The Chatchatryan Family – Rasmik Chatchatryan and his wife Svetlana are retired. Their fate is difficult. Their two sons died young. After losing his children, Rasmik sold the apartment in 1992 due to debts. The family then moved into a rented apartment. The daughter Meline lived with her husband and their two underage sons with her parents. The daughter-in-law had gone to Russia at that time, and Svetlana was looking after the granddaughter.
In 2008 the long-suffering family was given a four-room apartment in the Village of Hope. Meline now works in a kindergarten, her husband runs a small business. Rasmik’s granddaughter graduated from a foreign language college. For a long time she couldn’t find a job, currently she works as a saleswoman in a clothing store.
The Martirosyan Family – Boris has four children. The family never had a house of their own. They were on the waiting list to get an apartment from the state. Boris is a musician. He once worked as a conductor of a military orchestra, tuning and repairing pianos. But he couldn’t save enough money with his earnings to buy an apartment. One daughter is divorced and lived with her parents with her child. She had serious heart problems and had surgery. The son is a singer.
In 2008 the family was given a four-room apartment with a small piece of land.
The Samvel Dallakyan Family – Samvel spent his childhood and youth in a mountain village. After their marriage, the couple moved to the capital Yerevan because of the illness of their daughter Hasmik. Hasmik suffered from asthma and the climatic conditions in the mountains were difficult for her to endure. She always had seizures. Samvel lived with his wife and two children in a rented apartment, about 15 square meters, for almost 21 years. The children grew up. The son Vardan graduated from college with good grades and got a job in the Ministry of the Interior. He got married and the couple had two children.
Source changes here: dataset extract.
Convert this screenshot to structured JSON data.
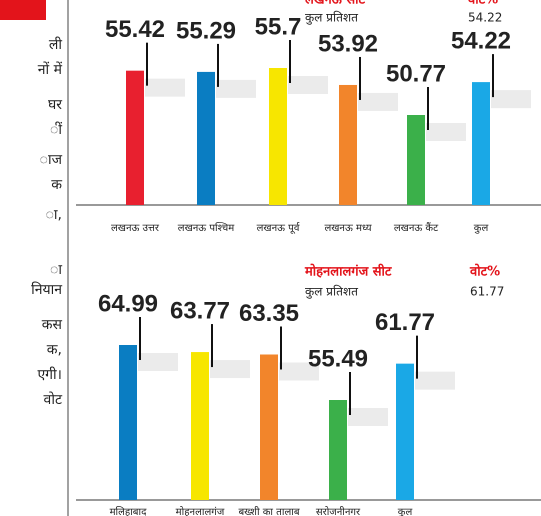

Vardan had all the prerequisites and opportunities to improve the living conditions of his family with his work and to ensure a carefree old age for his parents. But a tragic accident ended the 28-year-old’s life: on a short vacation at the world-famous Armenian Lake Sevan, a horizontal bar fell on his chest while doing gymnastics. He succumbed to internal bleeding. For Samvel and his wife, the death of their son was a devastating blow. They didn’t want to live anymore. Only the care for their children and grandchildren kept them going.
In 2006 the family was given a four-room apartment. It was a miracle for the family. Today they all live in a bright, friendly house with a small garden.
The Hakobyan Family – After the death of his wife Hasmik, Stepan Hakobyan had to look after his two underage sons and his elderly parents on his own.
Stepan’s wife had Huntington’s disease – a progressive nerve disease that led to her death in 2003. The complex treatment and expensive medication could not prevent the worst. To cover treatment costs, the family had to sell their apartment. They lost all possessions. The search for a secure income drove them to the village of Maralik.
The money was only enough to rent a dilapidated hut, where humidity and cold dominated everyday life. Stepan worked as a porter, but his earnings weren’t even enough to pay for groceries. Owning a house was a dream that seemed impossible.
The family was given a two-room apartment in the Village of Hope in 2006. Moving into the new house, and thus also into a new life, was a day of boundless joy. Dry, clean and bright – that’s more than the family could ever imagine. In the “Village of Hope” Stepan found strength and confidence again. His sons are already adults. The son Gor is a contract soldier and serves in an air division. He is married, his son Stepan was born in 2012. The child bears his grandfather’s name. Stepan’s second son Narek works as a driver in a detergent factory.